Subdiagnóstico de doença renal afeta milhões no Brasil
Um estudo aponta que a Doença Renal Crônica (DRC) pode estar subdiagnosticada em larga escala no Brasil. Dados da Sociedade Brasileira de Nefrologia indicam que a condição afeta mais de 20 milhões de brasileiros, correspondendo a cerca de 10% da população. Deste total, mais de 170 mil pessoas dependem de terapia renal substitutiva, conforme o Censo Brasileiro de Diálise 2024.
Uma pesquisa realizada em colaboração com o Programa de Pós-Graduação em Ciências da Saúde da Pontifícia Universidade Católica do Paraná sugere que o número real de pacientes em diálise pode ser superior aos dados registrados, devido a falhas no diagnóstico precoce. O estudo buscou mapear a dimensão do subdiagnóstico da DRC em pacientes de alto risco, especialmente aqueles com diabetes e hipertensão, fatores que aumentam a probabilidade de desenvolver a doença.
Os pesquisadores analisaram a frequência de realização de dois exames diagnósticos cruciais nessa população: creatinina no sangue e teste de proteína na urina (albuminúria). O levantamento, com mais de 14 mil participantes, revelou que esses exames são raramente solicitados na prática clínica. Consequentemente, muitos casos não são identificados em estágios iniciais, o que impede a adoção de cuidados preventivos essenciais para a saúde renal.
O estudo demonstra que menos de 5% dos participantes que realizaram exames de creatinina tiveram a albuminúria solicitada. Mesmo após uma campanha nacional de rastreamento, esse índice permaneceu criticamente baixo, abaixo de 7%, indicando uma persistente resistência ou falta de hábito na solicitação do rastreamento completo na prática clínica.
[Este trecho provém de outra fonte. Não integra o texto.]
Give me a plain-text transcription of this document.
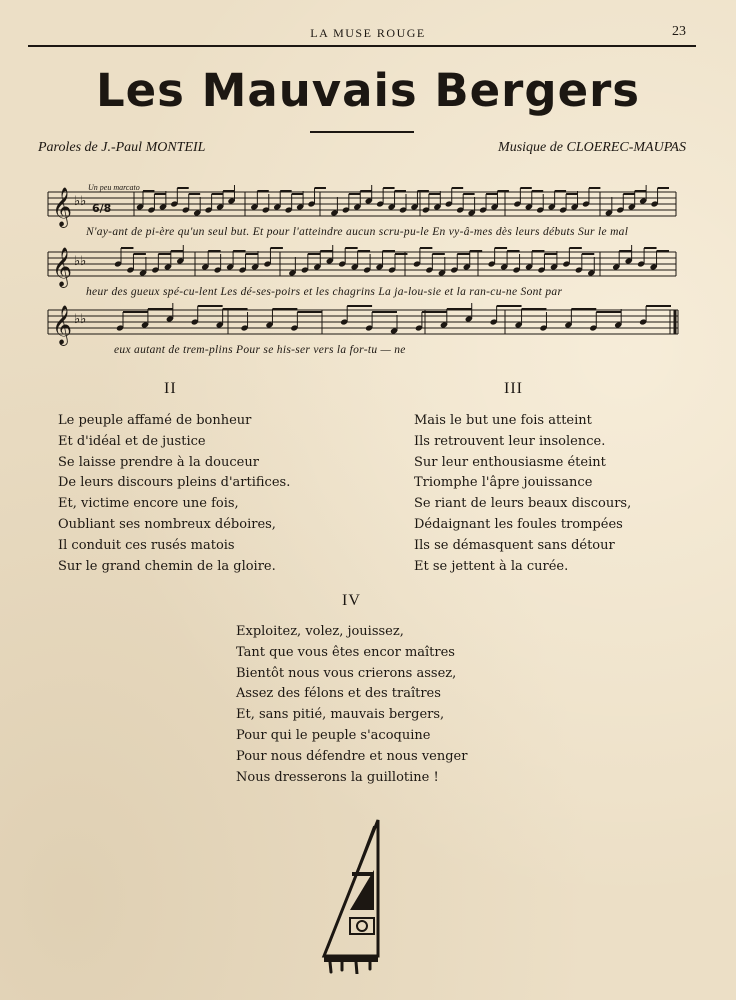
LA MUSE ROUGE	23
Les Mauvais Bergers
Paroles de J.-Paul MONTEIL	Musique de CLOEREC-MAUPAS
Un peu marcato
𝄞 ♭♭ 6/8
𝄞 ♭♭
𝄞 ♭♭
N'ay-ant de pi-ère qu'un seul but. Et pour l'atteindre aucun scru-pu-le En vy-â-mes dès leurs débuts Sur le mal
heur des gueux spé-cu-lent Les dé-ses-poirs et les chagrins La ja-lou-sie et la ran-cu-ne Sont par
eux autant de trem-plins Pour se his-ser vers la for-tu — ne
II
Le peuple affamé de bonheur
Et d'idéal et de justice
Se laisse prendre à la douceur
De leurs discours pleins d'artifices.
Et, victime encore une fois,
Oubliant ses nombreux déboires,
Il conduit ces rusés matois
Sur le grand chemin de la gloire.
III
Mais le but une fois atteint
Ils retrouvent leur insolence.
Sur leur enthousiasme éteint
Triomphe l'âpre jouissance
Se riant de leurs beaux discours,
Dédaignant les foules trompées
Ils se démasquent sans détour
Et se jettent à la curée.
IV
Exploitez, volez, jouissez,
Tant que vous êtes encor maîtres
Bientôt nous vous crierons assez,
Assez des félons et des traîtres
Et, sans pitié, mauvais bergers,
Pour qui le peuple s'acoquine
Pour nous défendre et nous venger
Nous dresserons la guillotine !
A Organização Mundial da Saúde (OMS) projeta que a DRC se tornará a quinta principal causa de morte globalmente até 2040. A doença é frequentemente assintomática em seus estágios iniciais, o que dificulta o diagnóstico em tempo hábil e a intervenção precoce.
A identificação precoce da DRC é fundamental para alterar o curso clínico do paciente. Permite a implementação de medidas que preservam a função renal, reduzem o risco de complicações cardiovasculares e melhoram a qualidade e a expectativa de vida, podendo retardar ou até evitar a necessidade de diálise.
A pesquisa, publicada no Brazilian Journal of Nephrology, contou com a colaboração de especialistas de instituições como a Universidade Estadual de Campinas, Escola Bahiana de Medicina, Universidade Federal do Rio Grande do Sul, o Instituto Dante Pazzanese de Cardiologia e Arbor Research Collaborative for Health.
O Ministério da Saúde destaca os principais fatores de risco para a DRC, incluindo diabetes (tipo 1 ou 2), hipertensão, idade avançada, obesidade (IMC superior a 30), histórico de doenças cardiovasculares (doença coronariana, AVC, doença vascular periférica, insuficiência cardíaca), histórico familiar de DRC, tabagismo e uso de medicamentos nefrotóxicos. A prevenção, segundo a pasta, está diretamente ligada ao estilo de vida e ao controle desses fatores de risco, sendo o tratamento e controle do diabetes, hipertensão, obesidade, doenças cardiovasculares e tabagismo as principais estratégias para evitar doenças renais.